Still, Lily thought, I’ll talk to Mavis tomorrow and find out what’s going on. I suppose it’s for the best if they get married with a little’un on the way, but I don’t like that Jimmy. I don’t like him and I don’t trust him.
Next morning she went round to Ship Street early to catch Mavis before she went to work. Mavis looked flustered when she opened the door and found her mother, yet again, on the step.
‘Mum,’ she groaned. ‘What are you doing here?’ She didn’t say ‘again’ but it was in her voice.
Lily gave her a broad smile and said as she eased herself into the hallway, ‘I just came to see how Jimmy got on with the registry office. You said he was going on Wednesday, and I wondered if he’d got a date. Have you got the kettle on, love? Let’s have a cup of tea and you can tell me all about it.’
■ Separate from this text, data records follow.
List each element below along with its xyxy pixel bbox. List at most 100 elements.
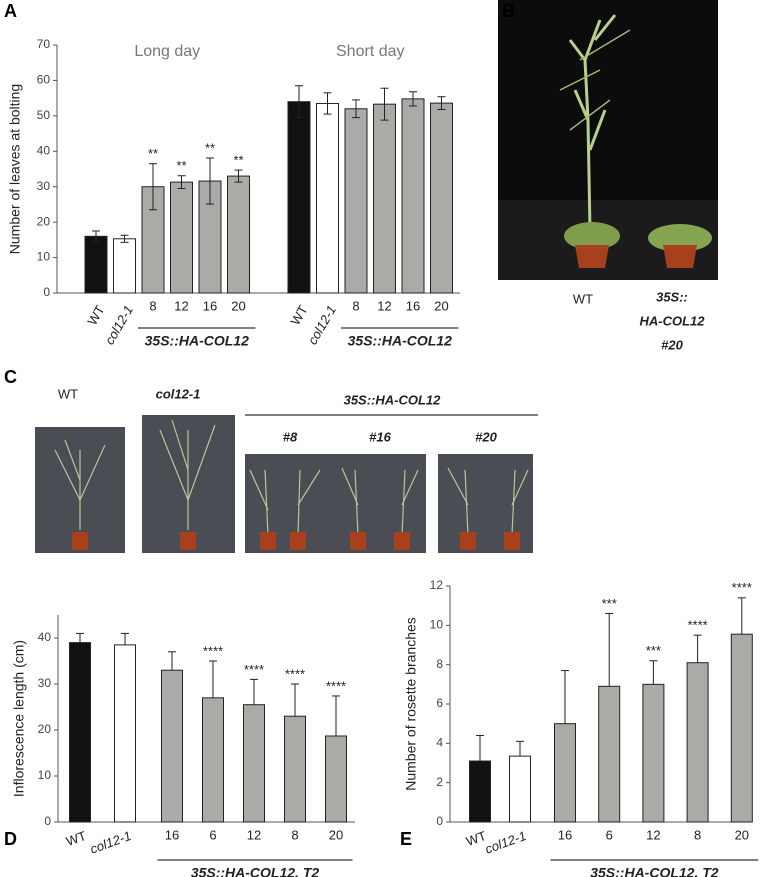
y-tick-label: 40 [37,143,51,157]
bar [170,181,193,294]
y-tick-label: 0 [436,814,443,828]
panel-letter: B [502,1,515,21]
group-label: 35S::HA-COL12 [145,333,249,349]
photo-label: #20 [475,429,497,444]
y-axis-label: Number of rosette branches [403,617,419,791]
bar [344,108,368,294]
group-label: 35S::HA-COL12 [348,333,452,349]
significance: **** [687,618,707,633]
photo-b [498,0,718,280]
panel-letter: A [4,1,17,21]
significance: **** [285,666,305,681]
photo-label: #8 [283,429,298,444]
significance: ** [148,146,158,161]
significance: *** [602,596,617,611]
significance: **** [326,678,346,693]
y-tick-label: 20 [38,722,52,736]
bar [598,685,621,823]
bar [227,175,250,294]
significance: **** [244,662,264,677]
bar [430,102,453,294]
panel-letter: D [4,829,17,849]
x-tick-label: 20 [231,298,245,313]
bar [509,755,531,823]
x-tick-label: WT [64,828,88,849]
x-tick-label: 8 [149,298,156,313]
group-label: 35S::HA-COL12, T2 [590,865,719,877]
x-tick-label: WT [287,303,310,328]
y-tick-label: 10 [37,250,51,264]
bar [243,704,265,823]
y-tick-label: 10 [430,618,444,632]
significance: *** [646,643,661,658]
x-tick-label: WT [464,828,488,849]
photo-label: HA-COL12 [639,313,705,328]
x-tick-label: 6 [209,827,216,842]
y-axis-label: Number of leaves at bolting [7,84,23,254]
y-tick-label: 4 [436,736,443,750]
significance: **** [732,580,752,595]
x-tick-label: col12-1 [88,828,133,857]
bar [469,760,491,823]
y-tick-label: 6 [436,696,443,710]
group-label: 35S::HA-COL12, T2 [191,865,320,877]
x-tick-label: col12-1 [305,303,339,347]
bar [202,697,224,823]
bar [373,103,396,294]
bar [642,683,665,823]
bar [401,98,425,294]
significance: **** [203,643,223,658]
bar [730,633,753,823]
x-tick-label: WT [84,303,107,328]
photo-label: 35S:: [656,289,688,304]
y-tick-label: 60 [37,73,51,87]
x-tick-label: 16 [165,827,179,842]
x-tick-label: 20 [329,827,343,842]
photo-label: WT [58,386,78,401]
photo-label: col12-1 [156,386,201,401]
bar [686,662,709,823]
bar [84,235,108,294]
y-tick-label: 30 [37,179,51,193]
y-tick-label: 40 [38,630,52,644]
panel-letter: C [4,367,17,387]
group-title: Long day [134,43,200,60]
x-tick-label: col12-1 [483,828,528,857]
bar [284,715,306,823]
x-tick-label: 16 [203,298,217,313]
bar [316,102,339,294]
x-tick-label: 12 [247,827,261,842]
photo-label: #16 [369,429,391,444]
x-tick-label: 20 [735,827,749,842]
bar [287,101,311,294]
y-tick-label: 0 [44,814,51,828]
bar [554,723,576,823]
x-tick-label: col12-1 [102,303,136,347]
x-tick-label: 12 [646,827,660,842]
group-title: Short day [336,43,404,60]
y-tick-label: 50 [37,108,51,122]
photo-label: #20 [661,337,683,352]
y-tick-label: 12 [430,578,444,592]
x-tick-label: 12 [377,298,391,313]
x-tick-label: 16 [558,827,572,842]
x-tick-label: 8 [352,298,359,313]
y-tick-label: 30 [38,676,52,690]
significance: ** [205,140,215,155]
x-tick-label: 20 [434,298,448,313]
panel-letter: E [400,829,412,849]
x-tick-label: 8 [694,827,701,842]
photo-label: WT [573,291,593,306]
y-tick-label: 8 [436,657,443,671]
bar [69,642,91,823]
significance: ** [233,153,243,168]
y-tick-label: 20 [37,214,51,228]
photo-c [35,415,533,553]
y-tick-label: 2 [436,775,443,789]
bar [113,238,136,294]
x-tick-label: 12 [174,298,188,313]
photo-group-label: 35S::HA-COL12 [344,392,442,407]
y-tick-label: 0 [43,285,50,299]
x-tick-label: 16 [406,298,420,313]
Mavis sighed, led her mother into the kitchen and topped up the teapot. When she’d poured tea for each of them, she sat down across the table from Lily and forced a smile. ‘Jimmy went, like he said he would,’ Mavis said. ‘We have to fill in the forms and then I have to show them Don’s death certificate.’
‘So lots of forms, then?’ suggested Lily, relief in her voice. That’s what Rita overheard, she thought.
‘Well, we tell them we want to get married and they put the form up on the noticeboard outside the registry office. Then after three weeks we can get wed. We want to get married next month, before…’ Mavis laid a protective hand on her bump. ‘Jimmy’s taking the forms back and he’ll book us in for a date then.’